As harvest time nears, Martine Cazeneuve starts every day by eating grapes, and invites her guests to do the same. That's why I'm standing in Chateau Paloumey's 64-hectare vineyard on a brilliant morning in early October, chewing a single, succulent specimen of merlot. The hands-on tour is a gambit of Martine and her colleagues, who've branded themselves as Les Medocaines. In a day trip to Paloumey and the neighboring Chateau du Taillan, I'm getting a chance to "see wine-making from backstage," as Martine puts it.
Martine assembles our group of visitors on the edge of a vineyard fat with clusters of merlot grapes, dark globes that nearly brush the pebbley gray soil. Tall, slim and serious, with a chic scarf and horn-rimmed glasses, she holds a grape aloft.

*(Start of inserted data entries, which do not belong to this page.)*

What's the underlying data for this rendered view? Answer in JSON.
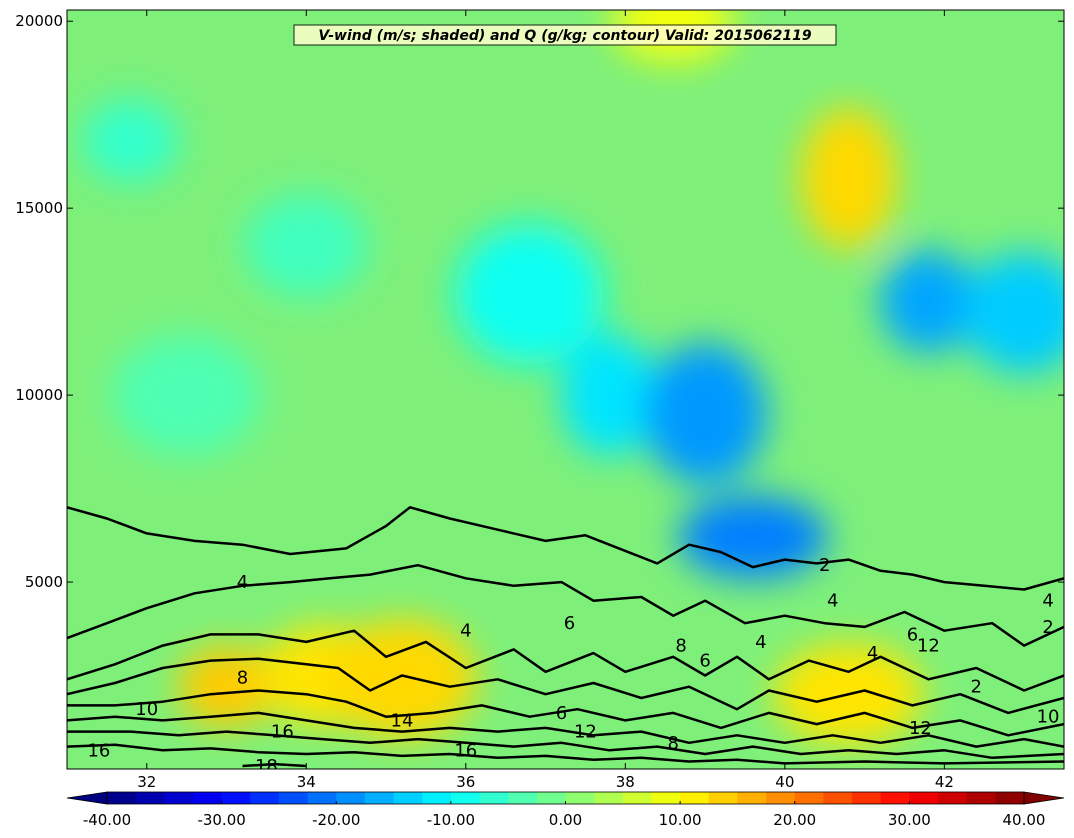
{
  "chart_data": {
    "type": "heatmap",
    "title": "V-wind (m/s; shaded) and Q (g/kg; contour) Valid: 2015062119",
    "xlabel": "",
    "ylabel": "",
    "xlim": [
      31,
      43.5
    ],
    "ylim": [
      0,
      20300
    ],
    "x_ticks": [
      32,
      34,
      36,
      38,
      40,
      42
    ],
    "x_tick_labels": [
      "32",
      "34",
      "36",
      "38",
      "40",
      "42"
    ],
    "y_ticks": [
      5000,
      10000,
      15000,
      20000
    ],
    "y_tick_labels": [
      "5000",
      "10000",
      "15000",
      "20000"
    ],
    "grid": false,
    "colorbar": {
      "min": -40,
      "max": 40,
      "step": 2.5,
      "extend": "both",
      "ticks": [
        -40,
        -30,
        -20,
        -10,
        0,
        10,
        20,
        30,
        40
      ],
      "tick_labels": [
        "-40.00",
        "-30.00",
        "-20.00",
        "-10.00",
        "0.00",
        "10.00",
        "20.00",
        "30.00",
        "40.00"
      ],
      "colormap": "jet"
    },
    "shaded_features": [
      {
        "x": 33.0,
        "y": 2200,
        "value": 14
      },
      {
        "x": 34.2,
        "y": 2500,
        "value": 12
      },
      {
        "x": 35.2,
        "y": 2400,
        "value": 13
      },
      {
        "x": 40.8,
        "y": 15800,
        "value": 13
      },
      {
        "x": 38.6,
        "y": 20000,
        "value": 9
      },
      {
        "x": 40.8,
        "y": 2000,
        "value": 12
      },
      {
        "x": 37.8,
        "y": 10000,
        "value": -12
      },
      {
        "x": 39.0,
        "y": 9500,
        "value": -18
      },
      {
        "x": 39.6,
        "y": 6200,
        "value": -20
      },
      {
        "x": 41.8,
        "y": 12500,
        "value": -17
      },
      {
        "x": 43.0,
        "y": 12200,
        "value": -14
      },
      {
        "x": 36.8,
        "y": 12700,
        "value": -9
      },
      {
        "x": 31.8,
        "y": 16800,
        "value": -6
      },
      {
        "x": 34.0,
        "y": 14000,
        "value": -5
      },
      {
        "x": 32.5,
        "y": 10000,
        "value": -4
      }
    ],
    "contour_levels": [
      2,
      4,
      6,
      8,
      10,
      12,
      14,
      16,
      18
    ],
    "contours": [
      {
        "level": 2,
        "points": [
          [
            31.0,
            7000
          ],
          [
            31.5,
            6700
          ],
          [
            32.0,
            6300
          ],
          [
            32.6,
            6100
          ],
          [
            33.2,
            6000
          ],
          [
            33.8,
            5750
          ],
          [
            34.5,
            5900
          ],
          [
            35.0,
            6500
          ],
          [
            35.3,
            7000
          ],
          [
            35.8,
            6700
          ],
          [
            36.4,
            6400
          ],
          [
            37.0,
            6100
          ],
          [
            37.5,
            6250
          ],
          [
            37.8,
            6000
          ],
          [
            38.4,
            5500
          ],
          [
            38.8,
            6000
          ],
          [
            39.2,
            5800
          ],
          [
            39.6,
            5400
          ],
          [
            40.0,
            5600
          ],
          [
            40.4,
            5500
          ],
          [
            40.8,
            5600
          ],
          [
            41.2,
            5300
          ],
          [
            41.6,
            5200
          ],
          [
            42.0,
            5000
          ],
          [
            42.5,
            4900
          ],
          [
            43.0,
            4800
          ],
          [
            43.5,
            5100
          ]
        ]
      },
      {
        "level": 4,
        "points": [
          [
            31.0,
            3500
          ],
          [
            31.5,
            3900
          ],
          [
            32.0,
            4300
          ],
          [
            32.6,
            4700
          ],
          [
            33.2,
            4900
          ],
          [
            33.8,
            5000
          ],
          [
            34.3,
            5100
          ],
          [
            34.8,
            5200
          ],
          [
            35.4,
            5450
          ],
          [
            36.0,
            5100
          ],
          [
            36.6,
            4900
          ],
          [
            37.2,
            5000
          ],
          [
            37.6,
            4500
          ],
          [
            38.2,
            4600
          ],
          [
            38.6,
            4100
          ],
          [
            39.0,
            4500
          ],
          [
            39.5,
            3900
          ],
          [
            40.0,
            4100
          ],
          [
            40.5,
            3900
          ],
          [
            41.0,
            3800
          ],
          [
            41.5,
            4200
          ],
          [
            42.0,
            3700
          ],
          [
            42.6,
            3900
          ],
          [
            43.0,
            3300
          ],
          [
            43.5,
            3800
          ]
        ]
      },
      {
        "level": 6,
        "points": [
          [
            31.0,
            2400
          ],
          [
            31.6,
            2800
          ],
          [
            32.2,
            3300
          ],
          [
            32.8,
            3600
          ],
          [
            33.4,
            3600
          ],
          [
            34.0,
            3400
          ],
          [
            34.6,
            3700
          ],
          [
            35.0,
            3000
          ],
          [
            35.5,
            3400
          ],
          [
            36.0,
            2700
          ],
          [
            36.6,
            3200
          ],
          [
            37.0,
            2600
          ],
          [
            37.6,
            3100
          ],
          [
            38.0,
            2600
          ],
          [
            38.6,
            3000
          ],
          [
            39.0,
            2500
          ],
          [
            39.4,
            3000
          ],
          [
            39.8,
            2400
          ],
          [
            40.3,
            2900
          ],
          [
            40.8,
            2600
          ],
          [
            41.2,
            3000
          ],
          [
            41.8,
            2400
          ],
          [
            42.4,
            2700
          ],
          [
            43.0,
            2100
          ],
          [
            43.5,
            2500
          ]
        ]
      },
      {
        "level": 8,
        "points": [
          [
            31.0,
            2000
          ],
          [
            31.6,
            2300
          ],
          [
            32.2,
            2700
          ],
          [
            32.8,
            2900
          ],
          [
            33.4,
            2950
          ],
          [
            34.0,
            2800
          ],
          [
            34.4,
            2700
          ],
          [
            34.8,
            2100
          ],
          [
            35.2,
            2500
          ],
          [
            35.8,
            2200
          ],
          [
            36.4,
            2400
          ],
          [
            37.0,
            2000
          ],
          [
            37.6,
            2300
          ],
          [
            38.2,
            1900
          ],
          [
            38.8,
            2200
          ],
          [
            39.4,
            1600
          ],
          [
            39.8,
            2100
          ],
          [
            40.4,
            1800
          ],
          [
            41.0,
            2100
          ],
          [
            41.6,
            1700
          ],
          [
            42.2,
            2000
          ],
          [
            42.8,
            1500
          ],
          [
            43.5,
            1900
          ]
        ]
      },
      {
        "level": 10,
        "points": [
          [
            31.0,
            1700
          ],
          [
            31.6,
            1700
          ],
          [
            32.2,
            1800
          ],
          [
            32.8,
            2000
          ],
          [
            33.4,
            2100
          ],
          [
            34.0,
            2000
          ],
          [
            34.5,
            1800
          ],
          [
            35.0,
            1400
          ],
          [
            35.6,
            1500
          ],
          [
            36.2,
            1700
          ],
          [
            36.8,
            1400
          ],
          [
            37.4,
            1600
          ],
          [
            38.0,
            1300
          ],
          [
            38.6,
            1500
          ],
          [
            39.2,
            1100
          ],
          [
            39.8,
            1500
          ],
          [
            40.4,
            1200
          ],
          [
            41.0,
            1500
          ],
          [
            41.6,
            1100
          ],
          [
            42.2,
            1300
          ],
          [
            42.8,
            900
          ],
          [
            43.5,
            1200
          ]
        ]
      },
      {
        "level": 12,
        "points": [
          [
            31.0,
            1300
          ],
          [
            31.6,
            1400
          ],
          [
            32.2,
            1300
          ],
          [
            32.8,
            1400
          ],
          [
            33.4,
            1500
          ],
          [
            34.0,
            1300
          ],
          [
            34.6,
            1100
          ],
          [
            35.2,
            1000
          ],
          [
            35.8,
            1100
          ],
          [
            36.4,
            1000
          ],
          [
            37.0,
            1100
          ],
          [
            37.6,
            900
          ],
          [
            38.2,
            1000
          ],
          [
            38.8,
            700
          ],
          [
            39.4,
            900
          ],
          [
            40.0,
            700
          ],
          [
            40.6,
            900
          ],
          [
            41.2,
            700
          ],
          [
            41.8,
            900
          ],
          [
            42.4,
            600
          ],
          [
            43.0,
            800
          ],
          [
            43.5,
            600
          ]
        ]
      },
      {
        "level": 14,
        "points": [
          [
            31.0,
            1000
          ],
          [
            31.8,
            1000
          ],
          [
            32.4,
            900
          ],
          [
            33.0,
            1000
          ],
          [
            33.6,
            900
          ],
          [
            34.2,
            800
          ],
          [
            34.8,
            700
          ],
          [
            35.4,
            800
          ],
          [
            36.0,
            700
          ],
          [
            36.6,
            600
          ],
          [
            37.2,
            700
          ],
          [
            37.8,
            500
          ],
          [
            38.4,
            600
          ],
          [
            39.0,
            400
          ],
          [
            39.6,
            600
          ],
          [
            40.2,
            400
          ],
          [
            40.8,
            500
          ],
          [
            41.4,
            400
          ],
          [
            42.0,
            500
          ],
          [
            42.6,
            300
          ],
          [
            43.5,
            400
          ]
        ]
      },
      {
        "level": 16,
        "points": [
          [
            31.0,
            600
          ],
          [
            31.6,
            650
          ],
          [
            32.2,
            500
          ],
          [
            32.8,
            550
          ],
          [
            33.4,
            450
          ],
          [
            34.0,
            400
          ],
          [
            34.6,
            450
          ],
          [
            35.2,
            350
          ],
          [
            35.8,
            400
          ],
          [
            36.4,
            300
          ],
          [
            37.0,
            350
          ],
          [
            37.6,
            250
          ],
          [
            38.2,
            300
          ],
          [
            38.8,
            200
          ],
          [
            39.4,
            250
          ],
          [
            40.0,
            150
          ],
          [
            41.0,
            200
          ],
          [
            42.0,
            150
          ],
          [
            43.5,
            200
          ]
        ]
      },
      {
        "level": 18,
        "points": [
          [
            33.2,
            80
          ],
          [
            33.6,
            130
          ],
          [
            34.0,
            80
          ]
        ]
      }
    ],
    "contour_labels": [
      {
        "text": "4",
        "x": 33.2,
        "y": 5000
      },
      {
        "text": "2",
        "x": 40.5,
        "y": 5450
      },
      {
        "text": "4",
        "x": 36.0,
        "y": 3700
      },
      {
        "text": "8",
        "x": 33.2,
        "y": 2450
      },
      {
        "text": "6",
        "x": 37.3,
        "y": 3900
      },
      {
        "text": "8",
        "x": 38.7,
        "y": 3300
      },
      {
        "text": "6",
        "x": 39.0,
        "y": 2900
      },
      {
        "text": "4",
        "x": 39.7,
        "y": 3400
      },
      {
        "text": "4",
        "x": 40.6,
        "y": 4500
      },
      {
        "text": "4",
        "x": 41.1,
        "y": 3100
      },
      {
        "text": "6",
        "x": 41.6,
        "y": 3600
      },
      {
        "text": "12",
        "x": 41.8,
        "y": 3300
      },
      {
        "text": "12",
        "x": 41.7,
        "y": 1100
      },
      {
        "text": "4",
        "x": 43.3,
        "y": 4500
      },
      {
        "text": "2",
        "x": 43.3,
        "y": 3800
      },
      {
        "text": "10",
        "x": 43.3,
        "y": 1400
      },
      {
        "text": "2",
        "x": 42.4,
        "y": 2200
      },
      {
        "text": "10",
        "x": 32.0,
        "y": 1600
      },
      {
        "text": "16",
        "x": 31.4,
        "y": 500
      },
      {
        "text": "16",
        "x": 33.7,
        "y": 1000
      },
      {
        "text": "14",
        "x": 35.2,
        "y": 1300
      },
      {
        "text": "16",
        "x": 36.0,
        "y": 500
      },
      {
        "text": "6",
        "x": 37.2,
        "y": 1500
      },
      {
        "text": "12",
        "x": 37.5,
        "y": 1000
      },
      {
        "text": "8",
        "x": 38.6,
        "y": 700
      },
      {
        "text": "18",
        "x": 33.5,
        "y": 80
      }
    ]
  }
}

"Bite!" she commands, demonstrating precisely. "The skin should be not too strong. It should taste sweet. Look at the seeds -- they should not be green." After 20 years of experience, Martine relies on her taste buds to set the vendange schedule. "Yesterday, I taste all parcels of merlot to find ones to harvest," she explains. Today, she arms us with shears and plastic baskets and points us down the orderly rows of vines. I quickly discover there's no easy posture for this task, which requires some ungainly moves: a deep-knee bend, a duck waddle or a stooped side step. In 10 minutes I fill my basket and dump it onto a conveyor. After a de-stemmer machine rinses and separates the grapes, our crew gathers alongside the rollers, removing crushed grapes and bits of leaves. The grapes vanish into a huge plastic hose, en route to 8,000-liter stainless steel holding tanks inside. The journey into wine begins.
Along the western bank of Garonne River a few miles from the city of Bordeaux, the Medoc has a 2,000-year history of viticulture. The British called its remarkable red wines claret, and imported it for centuries.